RIGA - The European Commission on June 29 proposed introducing EU sales and financial services taxes as part of an overhaul for the next EU budget, reports AFP. The suggestion received instant criticism from Britain. A Downing Street spokesperson slammed the trillion-euro 2014-2020 budget for an “unrealistic” increase and emphasized that Britain will also oppose the new EU taxes which will introduce additional burdens for business and damage EU competitiveness.
The bombshell proposals from EC President Jose Manuel Barroso aim to allow the bloc’s executive arm to raise its own funds rather than depend so heavily on funding from the EU member states.
The European Union needs “an innovative budget” where “every euro spent reaches its target,” pointed out Barroso as he presented the outline of the next seven-year budget, totaling 1.02 trillion euros in commitments.
According to the plan, the revenue raised directly through new measures such as EU VAT and a financial transactions tax would reach 30 billion euros per year and cover more than 40 percent of the EU budget, said European Commissioner for Financial Programming and the Budget Janusz Lewandowski.
Contributions from member states, which currently account for 76 percent of total revenue, would drop to around one-third. The remainder is funded through customs tariffs at the EU borders, a portion of VAT gathered by member states, and taxes paid by EU civil servants.
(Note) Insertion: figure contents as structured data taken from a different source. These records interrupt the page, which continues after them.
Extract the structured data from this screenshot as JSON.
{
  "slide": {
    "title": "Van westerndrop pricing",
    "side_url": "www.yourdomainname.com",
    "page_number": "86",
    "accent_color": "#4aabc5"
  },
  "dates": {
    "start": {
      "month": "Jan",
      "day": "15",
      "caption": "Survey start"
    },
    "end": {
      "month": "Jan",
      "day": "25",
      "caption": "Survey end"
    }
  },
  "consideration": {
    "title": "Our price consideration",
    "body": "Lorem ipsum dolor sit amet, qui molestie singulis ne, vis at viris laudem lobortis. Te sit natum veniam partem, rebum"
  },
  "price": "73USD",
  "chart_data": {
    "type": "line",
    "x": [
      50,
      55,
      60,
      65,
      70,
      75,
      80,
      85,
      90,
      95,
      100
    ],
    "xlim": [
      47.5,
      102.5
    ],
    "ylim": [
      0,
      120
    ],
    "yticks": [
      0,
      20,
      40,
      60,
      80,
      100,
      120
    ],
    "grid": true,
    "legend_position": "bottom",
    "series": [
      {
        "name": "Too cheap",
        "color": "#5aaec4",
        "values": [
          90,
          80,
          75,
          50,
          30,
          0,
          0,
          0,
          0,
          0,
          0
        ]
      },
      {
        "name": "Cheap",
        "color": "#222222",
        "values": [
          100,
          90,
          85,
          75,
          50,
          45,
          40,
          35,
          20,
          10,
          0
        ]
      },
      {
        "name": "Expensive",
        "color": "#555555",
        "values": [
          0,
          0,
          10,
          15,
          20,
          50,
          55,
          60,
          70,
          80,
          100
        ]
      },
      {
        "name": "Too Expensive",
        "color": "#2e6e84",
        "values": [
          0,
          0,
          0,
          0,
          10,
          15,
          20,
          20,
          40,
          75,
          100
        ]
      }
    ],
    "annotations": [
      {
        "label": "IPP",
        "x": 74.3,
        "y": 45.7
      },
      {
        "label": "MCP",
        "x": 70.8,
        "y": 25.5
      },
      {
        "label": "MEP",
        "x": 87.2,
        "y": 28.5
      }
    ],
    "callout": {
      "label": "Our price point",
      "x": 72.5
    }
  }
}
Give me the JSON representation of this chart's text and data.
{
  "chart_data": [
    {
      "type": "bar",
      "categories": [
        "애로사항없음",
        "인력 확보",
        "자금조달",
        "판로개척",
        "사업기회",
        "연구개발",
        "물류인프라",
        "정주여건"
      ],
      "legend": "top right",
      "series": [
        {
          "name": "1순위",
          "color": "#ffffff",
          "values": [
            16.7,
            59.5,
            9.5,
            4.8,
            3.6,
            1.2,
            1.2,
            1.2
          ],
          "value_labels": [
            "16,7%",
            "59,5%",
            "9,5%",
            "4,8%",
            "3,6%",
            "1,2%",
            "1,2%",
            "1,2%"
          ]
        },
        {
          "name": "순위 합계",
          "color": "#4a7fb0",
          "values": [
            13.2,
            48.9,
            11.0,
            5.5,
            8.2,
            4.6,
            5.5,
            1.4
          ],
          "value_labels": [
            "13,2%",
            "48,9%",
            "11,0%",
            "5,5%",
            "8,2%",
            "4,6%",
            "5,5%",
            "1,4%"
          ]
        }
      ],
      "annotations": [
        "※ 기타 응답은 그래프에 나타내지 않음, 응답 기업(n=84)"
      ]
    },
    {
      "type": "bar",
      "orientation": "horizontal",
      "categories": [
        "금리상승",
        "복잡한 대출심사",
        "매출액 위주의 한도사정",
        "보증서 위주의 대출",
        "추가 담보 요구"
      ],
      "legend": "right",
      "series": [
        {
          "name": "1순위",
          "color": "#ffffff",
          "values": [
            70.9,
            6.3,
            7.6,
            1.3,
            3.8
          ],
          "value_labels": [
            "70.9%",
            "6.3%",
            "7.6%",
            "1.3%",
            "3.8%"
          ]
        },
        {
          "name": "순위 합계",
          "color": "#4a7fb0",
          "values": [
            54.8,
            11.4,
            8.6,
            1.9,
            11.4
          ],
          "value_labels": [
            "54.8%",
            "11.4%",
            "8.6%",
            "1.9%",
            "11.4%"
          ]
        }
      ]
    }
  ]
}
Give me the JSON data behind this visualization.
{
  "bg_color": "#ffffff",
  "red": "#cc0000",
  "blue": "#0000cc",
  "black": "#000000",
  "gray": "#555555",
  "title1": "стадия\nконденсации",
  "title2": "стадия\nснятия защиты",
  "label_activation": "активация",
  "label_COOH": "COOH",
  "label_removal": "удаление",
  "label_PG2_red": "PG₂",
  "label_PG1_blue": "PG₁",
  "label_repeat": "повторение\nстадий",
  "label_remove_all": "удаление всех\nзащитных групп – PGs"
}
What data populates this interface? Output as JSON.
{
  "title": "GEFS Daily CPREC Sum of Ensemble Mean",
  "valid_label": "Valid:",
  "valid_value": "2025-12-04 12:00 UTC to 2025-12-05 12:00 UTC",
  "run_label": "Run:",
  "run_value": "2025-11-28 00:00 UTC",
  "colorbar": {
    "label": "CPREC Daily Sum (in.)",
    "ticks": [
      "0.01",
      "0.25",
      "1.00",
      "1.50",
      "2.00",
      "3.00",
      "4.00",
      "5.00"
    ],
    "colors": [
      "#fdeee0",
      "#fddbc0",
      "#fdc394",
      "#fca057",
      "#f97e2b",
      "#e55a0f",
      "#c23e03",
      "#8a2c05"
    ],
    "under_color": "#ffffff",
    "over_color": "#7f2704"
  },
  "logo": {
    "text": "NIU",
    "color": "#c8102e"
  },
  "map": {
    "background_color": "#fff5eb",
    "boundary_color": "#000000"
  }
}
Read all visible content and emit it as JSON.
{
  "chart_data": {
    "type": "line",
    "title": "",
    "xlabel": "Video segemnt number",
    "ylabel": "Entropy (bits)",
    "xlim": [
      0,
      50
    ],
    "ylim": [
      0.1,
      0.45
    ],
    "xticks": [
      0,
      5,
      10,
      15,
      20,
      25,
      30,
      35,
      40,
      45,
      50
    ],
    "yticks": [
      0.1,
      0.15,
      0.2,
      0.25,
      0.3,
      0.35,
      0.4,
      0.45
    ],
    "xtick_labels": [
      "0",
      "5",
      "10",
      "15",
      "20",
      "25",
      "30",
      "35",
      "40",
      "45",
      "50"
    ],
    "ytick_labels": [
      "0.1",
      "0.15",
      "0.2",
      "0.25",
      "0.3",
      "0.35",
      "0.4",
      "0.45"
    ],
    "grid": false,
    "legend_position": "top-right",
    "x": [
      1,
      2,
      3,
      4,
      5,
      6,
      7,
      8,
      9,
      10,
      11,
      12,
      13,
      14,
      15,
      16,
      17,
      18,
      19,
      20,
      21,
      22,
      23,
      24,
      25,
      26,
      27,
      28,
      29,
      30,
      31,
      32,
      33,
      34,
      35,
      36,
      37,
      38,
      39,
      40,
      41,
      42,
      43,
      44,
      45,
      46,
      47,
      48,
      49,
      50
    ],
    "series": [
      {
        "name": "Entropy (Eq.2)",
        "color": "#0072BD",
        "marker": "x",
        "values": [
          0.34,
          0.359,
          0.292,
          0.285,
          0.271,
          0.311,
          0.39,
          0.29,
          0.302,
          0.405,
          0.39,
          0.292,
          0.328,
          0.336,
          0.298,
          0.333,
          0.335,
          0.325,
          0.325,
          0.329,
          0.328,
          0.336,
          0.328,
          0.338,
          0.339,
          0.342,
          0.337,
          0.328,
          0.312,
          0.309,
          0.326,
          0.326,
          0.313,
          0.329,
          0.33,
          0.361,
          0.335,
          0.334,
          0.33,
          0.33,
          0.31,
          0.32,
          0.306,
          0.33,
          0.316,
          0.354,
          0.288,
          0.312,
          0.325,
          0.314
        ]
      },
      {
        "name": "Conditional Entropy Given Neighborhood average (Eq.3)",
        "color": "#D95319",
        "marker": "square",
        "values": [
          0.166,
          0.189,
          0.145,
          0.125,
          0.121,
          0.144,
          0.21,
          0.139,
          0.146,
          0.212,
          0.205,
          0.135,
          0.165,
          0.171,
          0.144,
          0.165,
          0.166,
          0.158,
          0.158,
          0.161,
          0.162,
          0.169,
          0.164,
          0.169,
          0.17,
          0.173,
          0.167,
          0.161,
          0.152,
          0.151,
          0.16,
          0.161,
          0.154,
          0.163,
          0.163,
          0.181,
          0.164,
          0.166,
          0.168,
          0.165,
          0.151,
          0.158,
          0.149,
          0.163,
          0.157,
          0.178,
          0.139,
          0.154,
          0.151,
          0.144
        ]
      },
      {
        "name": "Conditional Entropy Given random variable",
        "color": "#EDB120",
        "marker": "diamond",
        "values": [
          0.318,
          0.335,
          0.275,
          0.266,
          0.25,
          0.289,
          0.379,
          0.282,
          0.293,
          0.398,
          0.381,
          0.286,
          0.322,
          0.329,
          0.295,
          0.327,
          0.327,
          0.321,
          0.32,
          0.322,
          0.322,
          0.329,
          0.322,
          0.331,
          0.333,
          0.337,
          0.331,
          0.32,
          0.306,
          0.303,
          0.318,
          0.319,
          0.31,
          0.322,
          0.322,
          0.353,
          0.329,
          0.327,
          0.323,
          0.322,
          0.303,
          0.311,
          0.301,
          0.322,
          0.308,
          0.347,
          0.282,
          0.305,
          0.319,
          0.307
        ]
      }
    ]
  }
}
The new VAT would be levied across the 27-nation bloc, with a fixed one percentage point raised by governments and transferred directly to the EU from 2014.
To top up the EU executive’s ability to levy resources, the commission suggested a ‘Tobin’-style tax on financial transactions in Europe - likely to be opposed by Britain, France and Germany, which favor an international, rather than European, tax.
“We think that this should be done on a global level,” said a British diplomat.
Rowing over the budget is likely to continue until 2012, with the European parliament also likely to step in with its opinion on spending.
Compared to the current 2007-2013 budget, Brussels is suggesting a five percent hike.
Barroso, who also announced a change in spending priorities, said “all governments want Europe to do more.” He said that less cash would go to the Common Agricultural Policy, in favor of trans-EU networks, telecommunications and transport.
The proposed budget “contains some good ideas on simplification, re-prioritization of spending and new sources of revenue,” said analyst Sony Kapoor.
But the Commission also stepped into contentious ground by suggesting a sweeping reform of EU ‘rebates,’ the system of paybacks to certain member states which notably include a huge rebate to London negotiated decades back by Margaret Thatcher.
She had argued in the mid-1980s that “I want my money back” because Britain was paying too much in comparison to its wealth, while much of the budget went to farmers on the continent, especially in France, with little to London.
Scrapping rebates for “a lump sum” would also affect Germany, the Netherlands, Austria and Sweden. “London will continue to protect the rebate. Without it, the UK’s net contribution as a percentage of national income would be the largest across the EU, twice as large as France’s and Italy’s, and almost one and a half times bigger than Germany’s,” said the representative of Downing Street.